Germiyan’ın tarih sahnesine çıkışı 16. yüzyıla kadar uzanıyor. 1575 yılı ve öncesine ait tahrir defterlerinde köyün adı “Kızılkilise” olarak geçiyor. 1890 yılı kayıtlarında ise bugünkü adıyla birlikte “Kermiales” ismi de yer alıyor. Zamanla isim değişmiş ama köyün ruhu ve gelenekleri korunmuş. 2012 yılında çıkan 6360 Sayılı Yasa ile tüzel kişiliği kaldırılarak Çeşme Belediyesi’ne bağlı bir mahalleye dönüşmüş olsa da, Germiyan hâlâ bir köy gibi yaşamaya devam ediyor.
Germiyan’ın sokaklarında yürürken rengarenk duvar resimleri sizi karşılıyor. Köy sakinlerinden Nuran Hanım’ın boyadığı bu çiçek muralları, köye adeta masalsı bir hava katıyor.
Germiyan Mahallesi, İzmir şehir merkezine 65 km, Çeşme ilçe merkezine ise yalnızca 22 km uzaklıkta. Çeşme-İzmir devlet yolu olan D.300 karayoluna 2,6 kilometrelik bir köy yoluyla bağlanıyor. Doğu yönünde konumlanan bu mahalle, ulaşım açısından hem kolay erişilebilir hem de doğayla iç içe bir noktada.
Germiyan’ı özel kılan yalnızca yemekleri ya da sanatı değil. Burası Türkiye’nin ilk Slow Food köyü olarak; hızlı tüketime, aşırı turizme ve doğanın yok sayılmasına karşı bir duruş sergiliyor.

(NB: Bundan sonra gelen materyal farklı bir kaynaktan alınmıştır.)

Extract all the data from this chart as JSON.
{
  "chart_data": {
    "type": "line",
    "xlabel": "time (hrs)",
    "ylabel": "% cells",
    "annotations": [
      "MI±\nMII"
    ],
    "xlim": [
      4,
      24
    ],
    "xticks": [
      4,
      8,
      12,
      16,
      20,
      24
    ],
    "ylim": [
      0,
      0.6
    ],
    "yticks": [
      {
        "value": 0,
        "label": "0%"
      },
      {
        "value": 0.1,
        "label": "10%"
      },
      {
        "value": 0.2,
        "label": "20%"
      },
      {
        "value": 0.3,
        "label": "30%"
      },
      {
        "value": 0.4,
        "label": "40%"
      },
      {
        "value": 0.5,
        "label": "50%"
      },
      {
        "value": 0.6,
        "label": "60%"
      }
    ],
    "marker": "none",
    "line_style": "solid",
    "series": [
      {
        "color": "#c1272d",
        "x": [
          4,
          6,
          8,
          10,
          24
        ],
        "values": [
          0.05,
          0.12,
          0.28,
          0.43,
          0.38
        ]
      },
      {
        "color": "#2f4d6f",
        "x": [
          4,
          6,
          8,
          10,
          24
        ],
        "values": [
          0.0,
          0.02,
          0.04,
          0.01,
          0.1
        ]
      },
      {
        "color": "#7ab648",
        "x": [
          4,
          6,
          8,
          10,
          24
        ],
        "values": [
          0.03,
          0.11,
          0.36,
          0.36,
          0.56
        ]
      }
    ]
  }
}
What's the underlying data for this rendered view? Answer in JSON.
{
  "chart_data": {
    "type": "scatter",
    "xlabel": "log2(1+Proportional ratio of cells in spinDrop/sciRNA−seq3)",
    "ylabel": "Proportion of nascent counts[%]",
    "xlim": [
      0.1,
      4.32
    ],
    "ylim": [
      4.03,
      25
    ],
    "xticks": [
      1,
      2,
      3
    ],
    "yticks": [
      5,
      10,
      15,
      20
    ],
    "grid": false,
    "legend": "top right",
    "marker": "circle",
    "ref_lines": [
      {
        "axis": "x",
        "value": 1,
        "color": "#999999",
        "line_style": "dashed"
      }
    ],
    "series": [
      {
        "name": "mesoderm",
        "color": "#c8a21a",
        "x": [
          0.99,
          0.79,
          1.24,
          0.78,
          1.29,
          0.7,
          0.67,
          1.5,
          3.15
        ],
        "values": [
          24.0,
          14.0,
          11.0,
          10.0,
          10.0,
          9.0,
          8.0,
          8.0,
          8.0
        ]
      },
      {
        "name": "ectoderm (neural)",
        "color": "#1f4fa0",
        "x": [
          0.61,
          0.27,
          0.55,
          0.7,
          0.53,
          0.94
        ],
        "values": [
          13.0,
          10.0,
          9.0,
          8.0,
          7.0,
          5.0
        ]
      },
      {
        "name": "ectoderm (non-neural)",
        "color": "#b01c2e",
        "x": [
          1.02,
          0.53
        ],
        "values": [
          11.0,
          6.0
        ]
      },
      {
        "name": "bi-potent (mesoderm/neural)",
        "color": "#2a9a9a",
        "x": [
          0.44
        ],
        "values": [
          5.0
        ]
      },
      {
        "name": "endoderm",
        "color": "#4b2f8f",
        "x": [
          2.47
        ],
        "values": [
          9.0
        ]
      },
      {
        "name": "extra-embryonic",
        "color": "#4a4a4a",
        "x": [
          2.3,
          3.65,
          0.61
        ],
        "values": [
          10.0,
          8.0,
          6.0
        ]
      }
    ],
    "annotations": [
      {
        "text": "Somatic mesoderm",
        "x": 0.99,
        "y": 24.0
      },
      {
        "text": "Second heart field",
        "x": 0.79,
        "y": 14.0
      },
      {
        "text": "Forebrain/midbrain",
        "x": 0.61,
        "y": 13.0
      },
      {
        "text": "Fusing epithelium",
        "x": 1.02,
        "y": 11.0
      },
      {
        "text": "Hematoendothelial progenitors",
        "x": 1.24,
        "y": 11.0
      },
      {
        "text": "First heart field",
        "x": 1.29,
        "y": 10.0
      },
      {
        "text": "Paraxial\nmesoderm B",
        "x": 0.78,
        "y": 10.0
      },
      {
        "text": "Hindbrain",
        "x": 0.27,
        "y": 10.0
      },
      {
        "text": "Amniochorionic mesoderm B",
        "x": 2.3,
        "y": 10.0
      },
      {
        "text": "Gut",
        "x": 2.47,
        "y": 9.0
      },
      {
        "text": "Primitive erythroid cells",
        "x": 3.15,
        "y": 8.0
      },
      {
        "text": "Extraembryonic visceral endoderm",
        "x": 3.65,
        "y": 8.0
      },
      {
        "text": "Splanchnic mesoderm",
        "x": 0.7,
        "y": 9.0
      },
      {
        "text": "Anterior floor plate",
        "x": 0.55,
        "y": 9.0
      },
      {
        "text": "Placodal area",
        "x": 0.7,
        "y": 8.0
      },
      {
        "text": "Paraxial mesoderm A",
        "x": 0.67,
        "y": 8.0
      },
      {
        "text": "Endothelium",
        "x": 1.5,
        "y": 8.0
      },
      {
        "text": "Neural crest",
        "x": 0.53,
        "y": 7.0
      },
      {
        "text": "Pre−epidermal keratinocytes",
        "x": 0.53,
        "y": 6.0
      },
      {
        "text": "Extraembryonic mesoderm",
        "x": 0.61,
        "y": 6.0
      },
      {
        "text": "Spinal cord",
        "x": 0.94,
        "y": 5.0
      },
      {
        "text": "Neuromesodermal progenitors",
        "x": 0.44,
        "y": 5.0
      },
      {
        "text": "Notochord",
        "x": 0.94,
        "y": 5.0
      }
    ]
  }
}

Germiyan’ın en bilinen lezzeti, odun ateşinde pişirilen ekşi mayalı köy ekmeği. Yanında kopanisti peyniriyle birlikte sunuluyor. Ayrıca damat lokumu, pirinçli mantı ve geleneksel bazina da bu topraklara özgü tatlar arasında. Eğer denk gelirseniz, sadece belirli dönemlerde üretilen hurma zeytini de denemeye değer bir lezzet.
Kalabalıktan, gürültüden, turizm karmaşasından uzak ama hâlâ Çeşme’nin bir parçası olan bir yer hayal edin. Reisdere’den sadece 15 dakikalık bir yolculukla ulaşılan Germiyan Mahallesi, tarihî dokusu, doğallığı ve mutfağıyla keşfedilmeyi bekliyor.
Geleneksel tarım yöntemleri, yerel üretim anlayışı ve misafirperverliğiyle Germiyan, günümüz dünyasında nadir bulunan bir dengeyi başarıyla sunuyor: Sadelik ve zenginlik.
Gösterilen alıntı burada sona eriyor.